JuergenFleiss / aTrain

A GUI tool for offline transcription of speech recordings, including speaker diarization, utilizing state-of-the-art machine learning models.
Other
300 stars 20 forks source link

aTrain crashes when filenames contain special characters #27

Open JuergenFleiss opened 2 months ago

JuergenFleiss commented 2 months ago

Ok, this is a current bug. Workaround is to of course not use special characters like # in your filenames.

Thanks to @wenyuan-wu and @hirowa for figuring this out and confirming it in https://github.com/JuergenFleiss/aTrain/issues/20.

Will try to fix this in a future version, happy for ideas or pull requests; in fact, maybe the file sanitizing part, using secure_filename, of https://github.com/JuergenFleiss/aTrain/pull/21 by @SjDayg is already the way to go. Couldn't quickly find the documentation for all that this is doing.

SjDayg commented 2 months ago

Hi, yes, https://github.com/JuergenFleiss/aTrain/pull/21/commits/86911b6ddafbe4e64734e85d777e5ea453be4cb8 should fix it.

I just tested the fix, just to be sure and it worked on Linux Debian 11. Uploading the files a#b.mp4 and b#c.mp4 produced this:

root@0f968cdb036e:~/Documents/aTrain/transcriptions# find -type f
./2024-07-09 19-35-13 ab.mp4/metadata.txt
./2024-07-09 19-35-13 ab.mp4/transcription.json
./2024-07-09 19-35-13 ab.mp4/transcription.txt
./2024-07-09 19-35-13 ab.mp4/transcription_timestamps.txt
./2024-07-09 19-35-13 ab.mp4/transcription_maxqda.txt
./2024-07-09 19-35-13 ab.mp4/transcription.srt
./2024-07-09 19-39-53 bc.mp4/metadata.txt
./2024-07-09 19-39-53 bc.mp4/transcription.json
./2024-07-09 19-39-53 bc.mp4/transcription.txt
./2024-07-09 19-39-53 bc.mp4/transcription_timestamps.txt
./2024-07-09 19-39-53 bc.mp4/transcription_maxqda.txt
./2024-07-09 19-39-53 bc.mp4/transcription.srt

The fix btw also allows for .opus files which is a normal audio format that is also supported by ffmpeg (also tested by me sometime in the past).

JuergenFleiss commented 2 months ago

Great!
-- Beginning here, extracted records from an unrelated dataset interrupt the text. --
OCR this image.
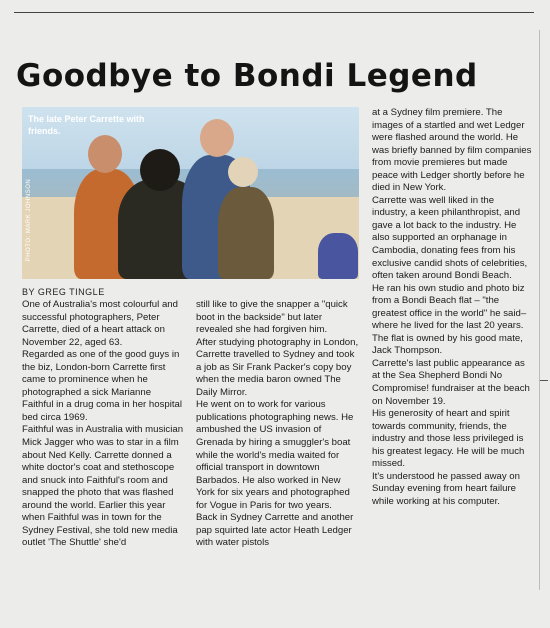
Goodbye to Bondi Legend
The late Peter Carrette with friends.
PHOTO: MARK JOHNSON
BY GREG TINGLE

One of Australia's most colourful and successful photographers, Peter Carrette, died of a heart attack on November 22, aged 63.

Regarded as one of the good guys in the biz, London-born Carrette first came to prominence when he photographed a sick Marianne Faithful in a drug coma in her hospital bed circa 1969.

Faithful was in Australia with musician Mick Jagger who was to star in a film about Ned Kelly. Carrette donned a white doctor's coat and stethoscope and snuck into Faithful's room and snapped the photo that was flashed around the world. Earlier this year when Faithful was in town for the Sydney Festival, she told new media outlet 'The Shuttle' she'd

still like to give the snapper a "quick boot in the backside" but later revealed she had forgiven him.

After studying photography in London, Carrette travelled to Sydney and took a job as Sir Frank Packer's copy boy when the media baron owned The Daily Mirror.

He went on to work for various publications photographing news. He ambushed the US invasion of Grenada by hiring a smuggler's boat while the world's media waited for official transport in downtown Barbados. He also worked in New York for six years and photographed for Vogue in Paris for two years.

Back in Sydney Carrette and another pap squirted late actor Heath Ledger with water pistols

at a Sydney film premiere. The images of a startled and wet Ledger were flashed around the world. He was briefly banned by film companies from movie premieres but made peace with Ledger shortly before he died in New York.

Carrette was well liked in the industry, a keen philanthropist, and gave a lot back to the industry. He also supported an orphanage in Cambodia, donating fees from his exclusive candid shots of celebrities, often taken around Bondi Beach.

He ran his own studio and photo biz from a Bondi Beach flat – "the greatest office in the world" he said– where he lived for the last 20 years. The flat is owned by his good mate, Jack Thompson.

Carrette's last public appearance as at the Sea Shepherd Bondi No Compromise! fundraiser at the beach on November 19.

His generosity of heart and spirit towards community, friends, the industry and those less privileged is his greatest legacy. He will be much missed.

It's understood he passed away on Sunday evening from heart failure while working at his computer.
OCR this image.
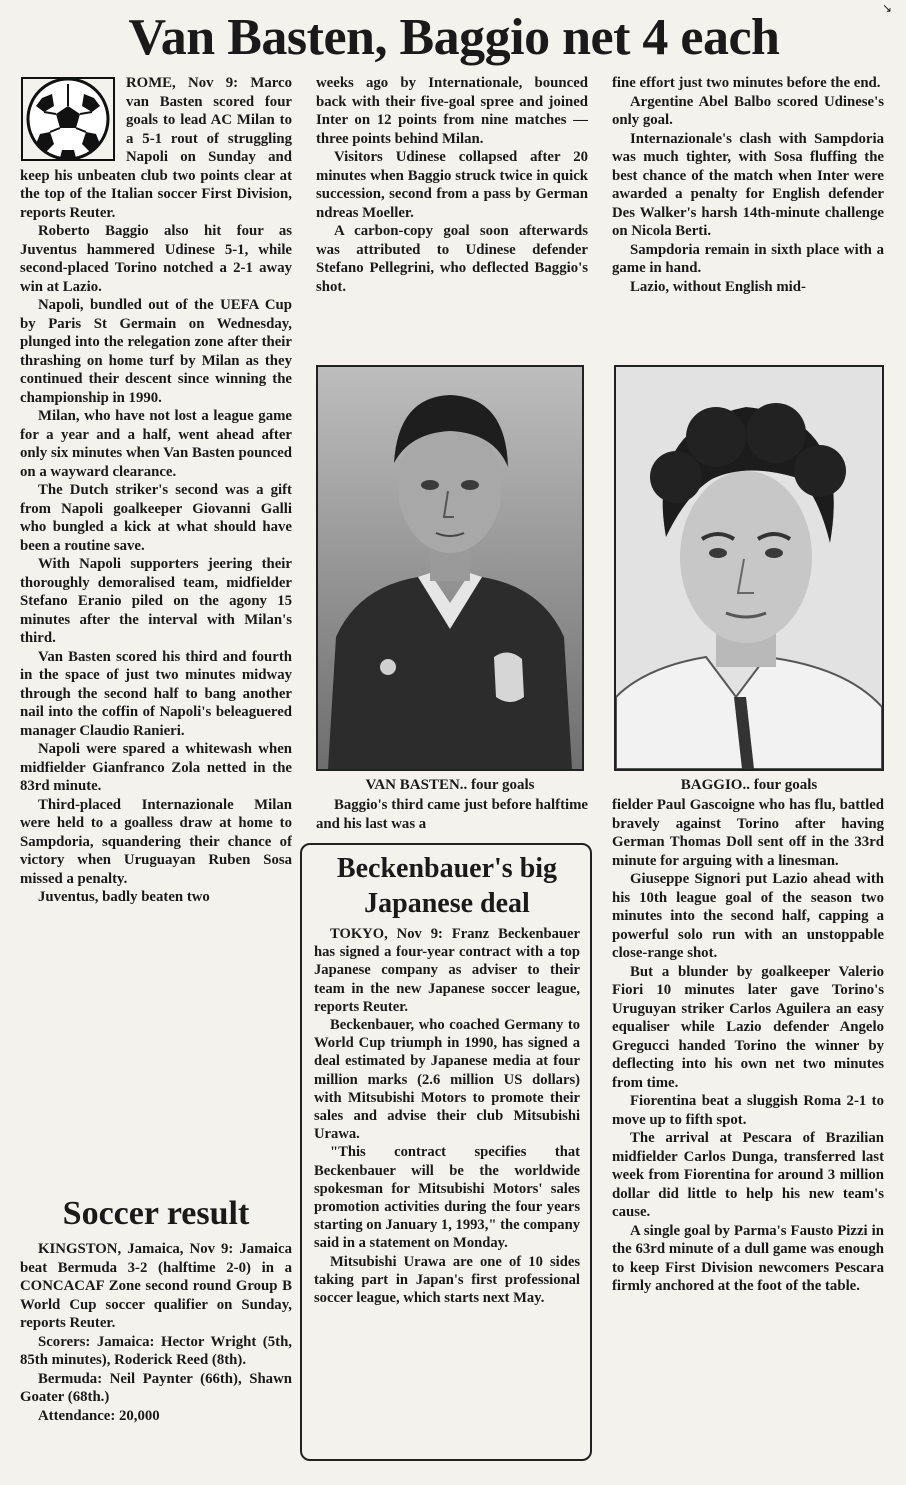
↘
Van Basten, Baggio net 4 each

ROME, Nov 9: Marco van Basten scored four goals to lead AC Milan to a 5-1 rout of struggling Napoli on Sunday and keep his unbeaten club two points clear at the top of the Italian soccer First Division, reports Reuter.

Roberto Baggio also hit four as Juventus hammered Udinese 5-1, while second-placed Torino notched a 2-1 away win at Lazio.

Napoli, bundled out of the UEFA Cup by Paris St Germain on Wednesday, plunged into the relegation zone after their thrashing on home turf by Milan as they continued their descent since winning the championship in 1990.

Milan, who have not lost a league game for a year and a half, went ahead after only six minutes when Van Basten pounced on a wayward clearance.

The Dutch striker's second was a gift from Napoli goalkeeper Giovanni Galli who bungled a kick at what should have been a routine save.

With Napoli supporters jeering their thoroughly demoralised team, midfielder Stefano Eranio piled on the agony 15 minutes after the interval with Milan's third.

Van Basten scored his third and fourth in the space of just two minutes midway through the second half to bang another nail into the coffin of Napoli's beleaguered manager Claudio Ranieri.

Napoli were spared a whitewash when midfielder Gianfranco Zola netted in the 83rd minute.

Third-placed Internazionale Milan were held to a goalless draw at home to Sampdoria, squandering their chance of victory when Uruguayan Ruben Sosa missed a penalty.

Juventus, badly beaten two

weeks ago by Internationale, bounced back with their five-goal spree and joined Inter on 12 points from nine matches — three points behind Milan.

Visitors Udinese collapsed after 20 minutes when Baggio struck twice in quick succession, second from a pass by German ndreas Moeller.

A carbon-copy goal soon afterwards was attributed to Udinese defender Stefano Pellegrini, who deflected Baggio's shot.

fine effort just two minutes before the end.

Argentine Abel Balbo scored Udinese's only goal.

Internazionale's clash with Sampdoria was much tighter, with Sosa fluffing the best chance of the match when Inter were awarded a penalty for English defender Des Walker's harsh 14th-minute challenge on Nicola Berti.

Sampdoria remain in sixth place with a game in hand.

Lazio, without English mid-

VAN BASTEN.. four goals	BAGGIO.. four goals

Baggio's third came just before halftime and his last was a

fielder Paul Gascoigne who has flu, battled bravely against Torino after having German Thomas Doll sent off in the 33rd minute for arguing with a linesman.

Giuseppe Signori put Lazio ahead with his 10th league goal of the season two minutes into the second half, capping a powerful solo run with an unstoppable close-range shot.

But a blunder by goalkeeper Valerio Fiori 10 minutes later gave Torino's Uruguyan striker Carlos Aguilera an easy equaliser while Lazio defender Angelo Gregucci handed Torino the winner by deflecting into his own net two minutes from time.

Fiorentina beat a sluggish Roma 2-1 to move up to fifth spot.

The arrival at Pescara of Brazilian midfielder Carlos Dunga, transferred last week from Fiorentina for around 3 million dollar did little to help his new team's cause.

A single goal by Parma's Fausto Pizzi in the 63rd minute of a dull game was enough to keep First Division newcomers Pescara firmly anchored at the foot of the table.

Beckenbauer's big Japanese deal

TOKYO, Nov 9: Franz Beckenbauer has signed a four-year contract with a top Japanese company as adviser to their team in the new Japanese soccer league, reports Reuter.

Beckenbauer, who coached Germany to World Cup triumph in 1990, has signed a deal estimated by Japanese media at four million marks (2.6 million US dollars) with Mitsubishi Motors to promote their sales and advise their club Mitsubishi Urawa.

"This contract specifies that Beckenbauer will be the worldwide spokesman for Mitsubishi Motors' sales promotion activities during the four years starting on January 1, 1993," the company said in a statement on Monday.

Mitsubishi Urawa are one of 10 sides taking part in Japan's first professional soccer league, which starts next May.

Soccer result

KINGSTON, Jamaica, Nov 9: Jamaica beat Bermuda 3-2 (halftime 2-0) in a CONCACAF Zone second round Group B World Cup soccer qualifier on Sunday, reports Reuter.

Scorers: Jamaica: Hector Wright (5th, 85th minutes), Roderick Reed (8th).

Bermuda: Neil Paynter (66th), Shawn Goater (68th.)

Attendance: 20,000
Could you make a pull request with that for the new backend? https://github.com/JuergenFleiss/atrain_core

Then your fix and extension will be included in the next version and I think you would otherwise not get credit.

SjDayg commented 2 months ago

Hi, the issue isn't currently there with the cli. So no fix required here.